Оливер вскочил со стула, когда Мартин бросился к нему, яростно пытаясь отобрать листок. Мальчики носились вокруг стола, пока Оливер не скомкал листок и не забросил его подальше. Минна заметила, что Мартин побагровел от унижения. Они с Оливером всегда боролись за первенство. Когда Эрнст находился рядом, Оливер вел себя тихо — башковитый изгой, увлекающийся математикой и абстрактными проблемами. Но теперь, когда амортизатор отсутствовал, он взялся за Мартина, зная, как довести брата.
— Мальчики, достаточно! — сказала Марта и резко встала, придерживая левую руку, которая вдруг начала дрожать, а потом повисла. Она уронила на пол вилку и ухватилась за плечо.
— Что случилось? — спросила Минна тревожно.
— Рука не слушается.
— Как? Когда это началось?
— После рождения Анны. Иногда рука просто отнимается. Я принимаю салицил. Зигмунд считает, что это «писательский синдром» Schreibkrampf.
— А что это такое?
— Нарушение двигательных функций? — уточнила Марта у мужа.
— Вероятно, — безразлично сказал он.
— Мальчики, немедленно сядьте! И зубы болят тоже.
— Родная моя! — воскликнула Минна.
Мальчики поспешили сесть, придвинув стулья к столу, Оливер самодовольно ухмылялся. Зигмунд достал часы из кармашка и откашлялся.
— Боюсь, мне пора. Должен прийти пациент, — провозгласил он.
— А штрудель? — спросила Марта.
— Позднее. — Зигмунд отодвинул стул и слегка коснулся плеча Минны. — Буду рад видеть тебя на лекциях в любое время.

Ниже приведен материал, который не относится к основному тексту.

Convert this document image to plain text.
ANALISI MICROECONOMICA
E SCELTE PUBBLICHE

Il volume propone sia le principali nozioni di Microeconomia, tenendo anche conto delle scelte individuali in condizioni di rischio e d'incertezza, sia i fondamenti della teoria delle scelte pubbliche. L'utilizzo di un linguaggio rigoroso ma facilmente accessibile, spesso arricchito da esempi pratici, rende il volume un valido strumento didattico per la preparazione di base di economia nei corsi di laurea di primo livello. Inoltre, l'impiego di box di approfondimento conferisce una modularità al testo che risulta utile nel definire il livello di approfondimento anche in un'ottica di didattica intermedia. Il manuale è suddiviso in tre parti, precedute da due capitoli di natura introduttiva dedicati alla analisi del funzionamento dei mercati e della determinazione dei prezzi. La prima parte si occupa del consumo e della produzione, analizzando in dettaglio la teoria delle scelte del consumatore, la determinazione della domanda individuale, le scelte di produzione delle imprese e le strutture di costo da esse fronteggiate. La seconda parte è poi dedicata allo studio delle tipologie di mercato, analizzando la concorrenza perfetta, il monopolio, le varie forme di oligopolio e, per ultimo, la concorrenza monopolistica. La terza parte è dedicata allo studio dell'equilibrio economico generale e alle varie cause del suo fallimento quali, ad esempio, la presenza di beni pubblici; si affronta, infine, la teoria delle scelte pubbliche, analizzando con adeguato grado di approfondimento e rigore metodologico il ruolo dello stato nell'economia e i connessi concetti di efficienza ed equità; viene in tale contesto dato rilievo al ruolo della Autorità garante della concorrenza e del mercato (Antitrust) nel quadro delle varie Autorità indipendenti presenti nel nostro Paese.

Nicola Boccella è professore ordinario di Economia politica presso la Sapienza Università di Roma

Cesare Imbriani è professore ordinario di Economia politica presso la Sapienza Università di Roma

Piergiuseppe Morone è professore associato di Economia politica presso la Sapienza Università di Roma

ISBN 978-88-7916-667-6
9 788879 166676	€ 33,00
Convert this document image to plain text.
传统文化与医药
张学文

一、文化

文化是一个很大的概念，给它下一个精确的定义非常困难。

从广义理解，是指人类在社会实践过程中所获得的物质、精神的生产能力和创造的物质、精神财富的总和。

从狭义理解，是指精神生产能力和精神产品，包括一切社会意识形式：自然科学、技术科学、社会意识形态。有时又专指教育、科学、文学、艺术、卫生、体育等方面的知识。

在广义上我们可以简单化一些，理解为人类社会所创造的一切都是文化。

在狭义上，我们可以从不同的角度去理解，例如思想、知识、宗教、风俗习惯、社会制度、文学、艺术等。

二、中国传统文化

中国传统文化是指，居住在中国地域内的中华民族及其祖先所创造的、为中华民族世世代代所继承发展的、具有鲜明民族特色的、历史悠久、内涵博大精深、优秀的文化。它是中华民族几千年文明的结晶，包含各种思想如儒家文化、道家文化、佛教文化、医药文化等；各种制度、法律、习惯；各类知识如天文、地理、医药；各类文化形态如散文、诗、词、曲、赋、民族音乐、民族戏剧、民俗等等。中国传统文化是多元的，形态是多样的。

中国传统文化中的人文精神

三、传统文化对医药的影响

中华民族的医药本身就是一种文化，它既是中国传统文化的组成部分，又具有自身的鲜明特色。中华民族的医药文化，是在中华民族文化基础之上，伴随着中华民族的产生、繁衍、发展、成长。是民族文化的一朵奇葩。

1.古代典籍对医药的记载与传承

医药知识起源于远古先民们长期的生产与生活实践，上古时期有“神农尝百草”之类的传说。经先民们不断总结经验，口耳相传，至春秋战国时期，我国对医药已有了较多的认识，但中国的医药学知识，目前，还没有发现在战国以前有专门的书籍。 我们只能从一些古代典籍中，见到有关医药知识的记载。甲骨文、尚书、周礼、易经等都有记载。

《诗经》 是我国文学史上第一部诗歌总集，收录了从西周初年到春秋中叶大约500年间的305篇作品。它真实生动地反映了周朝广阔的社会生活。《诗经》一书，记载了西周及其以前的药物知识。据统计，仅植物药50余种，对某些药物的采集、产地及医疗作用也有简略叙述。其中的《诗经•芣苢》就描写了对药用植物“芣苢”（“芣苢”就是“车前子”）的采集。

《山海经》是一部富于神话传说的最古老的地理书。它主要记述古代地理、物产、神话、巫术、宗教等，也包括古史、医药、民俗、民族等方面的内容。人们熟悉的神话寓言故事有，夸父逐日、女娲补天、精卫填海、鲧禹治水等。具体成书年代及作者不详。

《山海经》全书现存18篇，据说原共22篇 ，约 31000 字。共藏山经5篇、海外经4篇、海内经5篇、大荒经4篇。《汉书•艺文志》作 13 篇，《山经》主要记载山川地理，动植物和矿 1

— С удовольствием, — ответила Минна, польщенная приглашением, и почувствовала, как у нее сильно забилось сердце.
Глава 5
Все дети Фрейдов имели свои особенности, и за неделю Минна разобралась с каждым. Оливер — неудержимый сгусток энергии, Мартин — вечно недовольный смутьян, Эрнст сражался со своей шепелявостью, малышка Софи плохо ела и не могла заснуть даже с ночной порцией касторки и настойки опиума (снадобья, которым Марта, похоже, пользовала от любой болезни). Братская ревность перемежевывалась с истериками и редкими проблесками доброты.
Со временем Минна обнаружила, что постоянно мысленно проверяет, кто рядом с ней, а кто скрылся из поля зрения, и где, собственно, могут находиться эти бесенята, а если исчезли, то куда. При этом Марта была на удивление спокойна даже в ситуациях, когда кто-то разбил голову, зажал палец дверью или расквасил нос.
Однажды поздно ночью Софи, дрожащая и босая, на цыпочках пробралась темными коридорами в тесную спальню Минны. Та поспешно спрятала бокал с джином и портсигар под кровать, когда племянница появилась в дверях.
— Огромное зеленое чудовище в моей комнате. А что такое месячные недомогания, танте Минна?